An Efficient $k$-modes Algorithm for Clustering Categorical Datasets
This provides an improved algorithm for researchers and practitioners needing efficient clustering of categorical datasets, though it is incremental as it builds on the existing k-modes method.
The paper tackles the problem of clustering categorical data by introducing OTQT, a novel and computationally efficient implementation of the k-modes algorithm, which is proven to find undetectable updates and is more accurate per iteration, often faster to the optimum than existing methods.
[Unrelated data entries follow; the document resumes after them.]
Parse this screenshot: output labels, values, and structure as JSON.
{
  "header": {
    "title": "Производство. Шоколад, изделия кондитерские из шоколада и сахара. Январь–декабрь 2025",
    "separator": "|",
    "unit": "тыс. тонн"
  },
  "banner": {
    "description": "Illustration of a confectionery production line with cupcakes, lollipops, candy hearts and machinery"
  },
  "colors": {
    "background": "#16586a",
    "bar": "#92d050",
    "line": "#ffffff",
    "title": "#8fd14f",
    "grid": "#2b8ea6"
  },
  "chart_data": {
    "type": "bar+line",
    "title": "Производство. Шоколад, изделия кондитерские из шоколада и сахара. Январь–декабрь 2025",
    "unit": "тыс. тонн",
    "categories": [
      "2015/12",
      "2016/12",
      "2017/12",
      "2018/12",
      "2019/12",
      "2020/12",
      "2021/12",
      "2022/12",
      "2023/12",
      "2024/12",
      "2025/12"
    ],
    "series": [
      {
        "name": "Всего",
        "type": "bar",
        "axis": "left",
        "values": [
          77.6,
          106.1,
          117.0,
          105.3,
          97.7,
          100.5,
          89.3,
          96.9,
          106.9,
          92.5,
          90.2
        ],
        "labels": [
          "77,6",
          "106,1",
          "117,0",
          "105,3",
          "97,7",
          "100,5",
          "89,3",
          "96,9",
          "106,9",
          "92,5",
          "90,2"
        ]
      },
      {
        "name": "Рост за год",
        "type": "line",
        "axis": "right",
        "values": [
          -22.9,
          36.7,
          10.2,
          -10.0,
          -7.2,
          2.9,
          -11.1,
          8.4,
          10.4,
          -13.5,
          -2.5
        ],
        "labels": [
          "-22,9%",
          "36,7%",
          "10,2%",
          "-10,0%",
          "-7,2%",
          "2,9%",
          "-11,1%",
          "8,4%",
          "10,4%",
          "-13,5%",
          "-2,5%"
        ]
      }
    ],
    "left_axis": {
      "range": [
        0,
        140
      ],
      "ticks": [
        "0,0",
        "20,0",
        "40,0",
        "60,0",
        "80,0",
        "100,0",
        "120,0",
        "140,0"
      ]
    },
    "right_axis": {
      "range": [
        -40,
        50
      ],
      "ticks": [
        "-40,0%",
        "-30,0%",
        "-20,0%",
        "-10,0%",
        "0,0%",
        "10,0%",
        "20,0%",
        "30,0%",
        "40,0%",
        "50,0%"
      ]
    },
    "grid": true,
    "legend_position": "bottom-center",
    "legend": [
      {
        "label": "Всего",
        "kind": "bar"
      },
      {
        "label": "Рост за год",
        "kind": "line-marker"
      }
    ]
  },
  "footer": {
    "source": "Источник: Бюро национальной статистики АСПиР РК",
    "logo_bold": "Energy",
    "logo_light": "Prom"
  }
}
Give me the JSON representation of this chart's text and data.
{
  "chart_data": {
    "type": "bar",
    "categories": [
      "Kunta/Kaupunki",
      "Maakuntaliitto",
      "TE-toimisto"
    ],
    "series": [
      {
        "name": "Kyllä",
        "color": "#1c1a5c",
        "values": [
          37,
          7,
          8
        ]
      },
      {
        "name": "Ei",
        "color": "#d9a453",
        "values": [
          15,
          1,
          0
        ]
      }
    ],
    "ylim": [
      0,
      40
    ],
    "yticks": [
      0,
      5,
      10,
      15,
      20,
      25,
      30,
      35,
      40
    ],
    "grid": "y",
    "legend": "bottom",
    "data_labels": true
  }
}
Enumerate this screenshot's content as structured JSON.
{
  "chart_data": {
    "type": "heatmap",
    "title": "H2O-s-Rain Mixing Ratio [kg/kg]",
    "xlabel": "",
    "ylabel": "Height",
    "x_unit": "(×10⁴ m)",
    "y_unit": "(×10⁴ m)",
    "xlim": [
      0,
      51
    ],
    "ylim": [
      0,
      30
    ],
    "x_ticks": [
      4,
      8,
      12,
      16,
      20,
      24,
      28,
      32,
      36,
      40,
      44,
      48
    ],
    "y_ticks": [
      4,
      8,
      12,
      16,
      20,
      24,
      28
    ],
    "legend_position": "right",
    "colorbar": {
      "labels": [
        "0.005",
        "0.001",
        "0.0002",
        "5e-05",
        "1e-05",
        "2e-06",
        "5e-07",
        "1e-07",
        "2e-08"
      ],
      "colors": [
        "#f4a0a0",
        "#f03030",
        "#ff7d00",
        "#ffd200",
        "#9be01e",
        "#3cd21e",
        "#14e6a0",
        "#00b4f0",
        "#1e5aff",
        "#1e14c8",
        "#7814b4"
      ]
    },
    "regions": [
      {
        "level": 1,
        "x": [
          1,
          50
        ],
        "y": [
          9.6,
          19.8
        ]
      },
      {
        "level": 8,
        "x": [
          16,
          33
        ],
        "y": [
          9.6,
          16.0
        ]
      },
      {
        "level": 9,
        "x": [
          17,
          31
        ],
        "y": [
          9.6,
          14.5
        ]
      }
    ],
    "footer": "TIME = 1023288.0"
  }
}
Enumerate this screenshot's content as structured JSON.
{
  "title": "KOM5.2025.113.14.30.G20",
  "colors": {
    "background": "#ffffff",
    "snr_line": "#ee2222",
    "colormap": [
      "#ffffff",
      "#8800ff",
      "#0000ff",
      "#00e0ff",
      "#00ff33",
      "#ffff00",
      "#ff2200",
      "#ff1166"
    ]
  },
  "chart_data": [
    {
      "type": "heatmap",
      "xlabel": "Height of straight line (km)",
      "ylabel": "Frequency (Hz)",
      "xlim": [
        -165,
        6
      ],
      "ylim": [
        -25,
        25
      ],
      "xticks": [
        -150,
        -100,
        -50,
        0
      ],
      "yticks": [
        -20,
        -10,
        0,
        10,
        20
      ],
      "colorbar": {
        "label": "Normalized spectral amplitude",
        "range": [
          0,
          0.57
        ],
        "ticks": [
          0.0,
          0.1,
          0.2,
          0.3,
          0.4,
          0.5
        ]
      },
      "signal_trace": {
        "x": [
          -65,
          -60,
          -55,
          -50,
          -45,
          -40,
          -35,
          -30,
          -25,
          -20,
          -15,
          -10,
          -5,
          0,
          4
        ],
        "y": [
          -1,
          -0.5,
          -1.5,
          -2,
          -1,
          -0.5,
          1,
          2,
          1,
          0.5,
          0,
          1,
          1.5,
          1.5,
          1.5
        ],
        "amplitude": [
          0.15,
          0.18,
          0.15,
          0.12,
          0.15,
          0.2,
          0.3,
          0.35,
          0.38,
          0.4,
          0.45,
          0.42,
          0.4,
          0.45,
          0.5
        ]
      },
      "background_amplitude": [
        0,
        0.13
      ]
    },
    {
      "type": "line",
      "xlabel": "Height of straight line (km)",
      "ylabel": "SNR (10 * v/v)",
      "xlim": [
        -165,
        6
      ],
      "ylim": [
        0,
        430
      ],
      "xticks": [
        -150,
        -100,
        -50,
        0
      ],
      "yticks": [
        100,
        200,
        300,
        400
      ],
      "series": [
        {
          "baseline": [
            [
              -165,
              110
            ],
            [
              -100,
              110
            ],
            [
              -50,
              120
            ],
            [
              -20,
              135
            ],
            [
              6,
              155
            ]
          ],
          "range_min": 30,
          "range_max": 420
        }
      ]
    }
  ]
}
Mining clusters from data is an important endeavor in many applications. The $k$-means method is a popular, efficient, and distribution-free approach for clustering numerical-valued data, but does not apply for categorical-valued observations. The $k$-modes method addresses this lacuna by replacing the Euclidean with the Hamming distance and the means with the modes in the $k$-means objective function. We provide a novel, computationally efficient implementation of $k$-modes, called OTQT. We prove that OTQT finds updates to improve the objective function that are undetectable to existing $k$-modes algorithms. Although slightly slower per iteration due to algorithmic complexity, OTQT is always more accurate per iteration and almost always faster (and only barely slower on some datasets) to the final optimum. Thus, we recommend OTQT as the preferred, default algorithm for $k$-modes optimization.